THE PIERROT OF THE MINUTE

A Dramatic Fantasy

By Ernest Dowson

[Scene: A glade in the Parc du Petit Trianon. In the center a Doric temple with steps coming down the stage. On the left a little Cupid on a pedestal. Twilight.

Enter Pierrot with his hands full of lilies. He is burdened with a little basket. He stands gazing at the Temple and the Statue.]

Pierrot.

My journey's end! This surely is the glade
Which I was promised: I have well obeyed!
A clue of lilies was I bid to find,
Where the green alleys most obscurely wind;
Where tall oaks darkliest canopy o'erhead,
And moss and violet make the softest bed;
Where the path ends, and leagues behind me lie
The gleaming courts and gardens of Versailles;
The lilies streamed before me, green and white;
I gathered, following: they led me right,
To the bright temple and the sacred grove:
This is, in truth, the very shrine of Love!

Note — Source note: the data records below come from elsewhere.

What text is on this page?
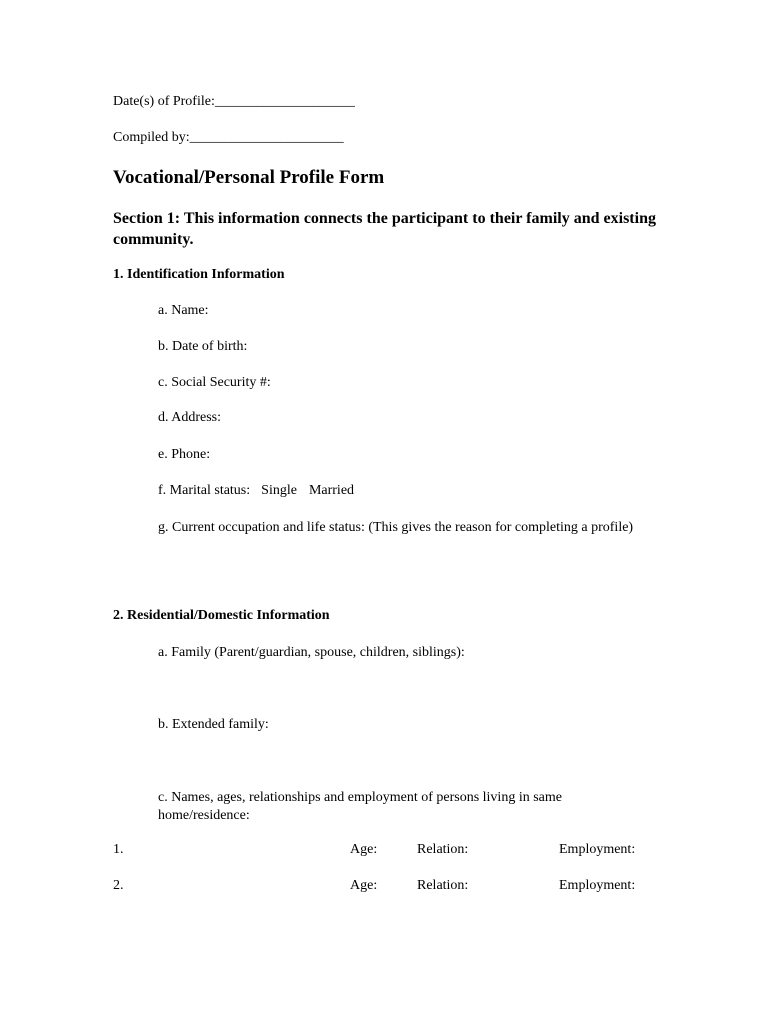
Date(s) of Profile:____________________
Compiled by:______________________
Vocational/Personal Profile Form
Section 1: This information connects the participant to their family and existing community.
1. Identification Information
a. Name:
b. Date of birth:
c. Social Security #:
d. Address:
e. Phone:
f. Marital status: Single Married
g. Current occupation and life status: (This gives the reason for completing a profile)
2. Residential/Domestic Information
a. Family (Parent/guardian, spouse, children, siblings):
b. Extended family:
c. Names, ages, relationships and employment of persons living in same home/residence:
1.	Age:	Relation:	Employment:
2.	Age:	Relation:	Employment:
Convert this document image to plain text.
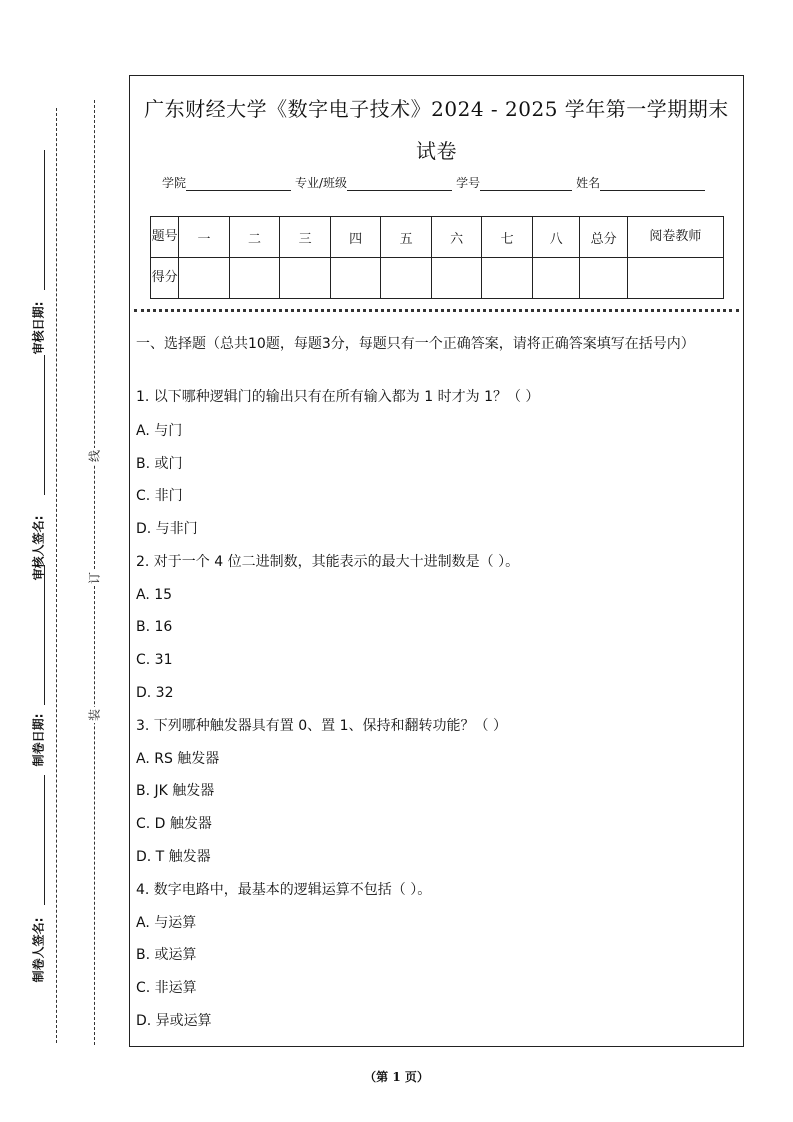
审核日期:
审核人签名:
制卷日期:
制卷人签名:
线
订
装
广东财经大学《数字电子技术》2024 - 2025 学年第一学期期末试卷
学院	专业/班级	学号	姓名
题号	一	二	三	四	五	六	七	八	总分	阅卷教师
得分										
一、选择题（总共10题，每题3分，每题只有一个正确答案，请将正确答案填写在括号内）
1. 以下哪种逻辑门的输出只有在所有输入都为 1 时才为 1？（ ）
A. 与门
B. 或门
C. 非门
D. 与非门
2. 对于一个 4 位二进制数，其能表示的最大十进制数是（ ）。
A. 15
B. 16
C. 31
D. 32
3. 下列哪种触发器具有置 0、置 1、保持和翻转功能？（ ）
A. RS 触发器
B. JK 触发器
C. D 触发器
D. T 触发器
4. 数字电路中，最基本的逻辑运算不包括（ ）。
A. 与运算
B. 或运算
C. 非运算
D. 异或运算
（第 1 页）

[He gathers together his flowers and lays them at the foot of Cupid's statue; then he goes timidly up the first steps of the temple and stops.]

It is so solitary, I grow afraid.
Is there no priest here, no devoted maid?
Is there no oracle, no voice to speak,
Interpreting to me the word I seek?

[A very gentle music of lutes floats out from the temple. Pierrot starts back; he shows extreme surprise; then he returns to the foreground, and crouches down in rapt attention until the music ceases. His face grows puzzled and petulant.]